Semangat peserta Reuni Akbar 212 semakin besar, ketika Gubernur DKI Jakarta Anies Baswedan hadir. Luapan kegembiraan dan antusiasme juga ditunjukkan ketika Capres Nomor urut 2, Prabowo Subianto naik panggung dan berpidato.

Meski jutaan orang yang hadir, namun tidak ada sampah di sekitar lokasi. Bahkan tidak ada rumput dan tanaman yang rusak. Para peserta Reuni ini memunguti sampah sekecil apapun. Ada seorang laki-laki membawa kantung plastik hitam mengumpulkan sampah dari peserta aksi Reuni 212 yang sedang beristirahat. Sekelompok perempuan, Pasukan Ungu dengan kostum berwarna ungu mengenakan topi caping dan masker dari Ciamis juga melakukan aksi membersihkan sampah. Mereka membawa alat kebersihan seperti sapu dan serok.

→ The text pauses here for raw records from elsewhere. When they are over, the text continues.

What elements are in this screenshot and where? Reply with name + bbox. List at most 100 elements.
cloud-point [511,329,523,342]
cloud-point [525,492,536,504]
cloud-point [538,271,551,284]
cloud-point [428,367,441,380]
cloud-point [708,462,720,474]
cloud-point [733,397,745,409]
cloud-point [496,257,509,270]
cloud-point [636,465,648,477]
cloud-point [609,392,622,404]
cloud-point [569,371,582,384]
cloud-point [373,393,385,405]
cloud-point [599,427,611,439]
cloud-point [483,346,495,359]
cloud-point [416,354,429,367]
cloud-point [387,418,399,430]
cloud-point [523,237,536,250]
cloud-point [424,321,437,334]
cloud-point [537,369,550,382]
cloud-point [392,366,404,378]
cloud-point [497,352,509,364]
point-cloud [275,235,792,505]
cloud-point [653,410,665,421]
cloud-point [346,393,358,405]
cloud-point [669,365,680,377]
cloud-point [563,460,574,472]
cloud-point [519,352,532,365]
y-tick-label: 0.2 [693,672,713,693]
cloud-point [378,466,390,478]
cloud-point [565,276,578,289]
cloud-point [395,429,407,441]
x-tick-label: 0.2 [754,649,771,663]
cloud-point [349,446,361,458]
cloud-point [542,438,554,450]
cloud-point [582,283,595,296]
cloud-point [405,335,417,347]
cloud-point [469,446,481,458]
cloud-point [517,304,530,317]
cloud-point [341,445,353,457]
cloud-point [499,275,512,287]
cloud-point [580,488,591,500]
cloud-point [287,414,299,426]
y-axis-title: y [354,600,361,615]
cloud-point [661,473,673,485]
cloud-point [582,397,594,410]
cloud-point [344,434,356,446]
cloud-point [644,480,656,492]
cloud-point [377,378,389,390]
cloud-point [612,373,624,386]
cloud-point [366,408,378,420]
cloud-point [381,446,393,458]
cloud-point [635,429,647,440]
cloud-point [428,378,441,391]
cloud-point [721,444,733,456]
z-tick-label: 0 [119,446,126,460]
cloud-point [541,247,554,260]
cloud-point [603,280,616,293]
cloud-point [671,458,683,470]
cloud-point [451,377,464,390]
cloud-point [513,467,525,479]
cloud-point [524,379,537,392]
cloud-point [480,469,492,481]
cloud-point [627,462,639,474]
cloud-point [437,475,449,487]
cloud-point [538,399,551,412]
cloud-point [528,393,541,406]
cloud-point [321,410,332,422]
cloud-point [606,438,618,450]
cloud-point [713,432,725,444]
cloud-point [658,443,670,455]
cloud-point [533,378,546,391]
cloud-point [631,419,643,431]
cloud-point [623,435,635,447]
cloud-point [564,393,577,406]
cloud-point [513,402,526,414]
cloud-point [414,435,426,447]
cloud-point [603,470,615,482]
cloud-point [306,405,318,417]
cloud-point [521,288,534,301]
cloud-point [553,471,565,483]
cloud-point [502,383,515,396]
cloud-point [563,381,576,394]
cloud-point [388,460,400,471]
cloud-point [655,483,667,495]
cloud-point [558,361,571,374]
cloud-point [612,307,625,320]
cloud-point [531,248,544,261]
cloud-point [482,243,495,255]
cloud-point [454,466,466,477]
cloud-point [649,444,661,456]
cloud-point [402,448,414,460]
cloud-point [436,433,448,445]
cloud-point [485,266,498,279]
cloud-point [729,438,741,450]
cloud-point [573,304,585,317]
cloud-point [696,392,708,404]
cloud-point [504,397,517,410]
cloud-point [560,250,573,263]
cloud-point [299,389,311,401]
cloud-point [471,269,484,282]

Gubernur DKI Jakarta, Anies Baswedan hadir dalam acara Reuni Akbar 212 di Monas. Dalam akun Facebook-nya Anies menuliskan catatan, “sebuah gelombang pembawa rejeki bagi yang kecil. Sejak semalam, kehadiran begitu banyaknya orang di kawasan Monas ini telah mengirimkan rejeki ke ruang-ruang keluarga amat sederhana, ekonomi mikro di ibukota. Ribuan pedagang makanan, minuman dan pedagang sederhana lainnya mendapatkan berkah dari kegiatan sejak semalam sehingga pagi ini di sepanjang area luar pagar kawasan Monas. Mengharukan melihatnya. Saat mereka yang datang dari berbagai kota, yang jauh hitungan kilometernya dari ibukota membeli makanan, minuman atau dagangan, lalu mengatakan uang kembaliannya dipegang saja. Si penjual tersenyum, mengepal lembaran uangnya ke dada, lalu mengucapkan Alhamdulillah. Itulah transaksi dalam ikhlas, itulah suasana penuh berkah. Mata siapa tak membasah menyaksikan orang yang tak saling kenal tapi saling mengasihi, saling membantu. Ya di tempat ini mereka tak Cuma bertransaksi ekonomi, tak hitung-hitungan lagi, semua seakan ingin menambah tabungan pahala, dan menghidupkan persaudaraan. Masya Allah, aliran rejeki dari begitu banyak orang hadir di Monas telah bermuara di rakyat kecil, pedagang kecil, di ruang sempit rumah tangga mereka. Semoga ini semua mengantarkan pada kesejahteraan, kemajuan dan kebahagiaan dalam ridho Illahi”.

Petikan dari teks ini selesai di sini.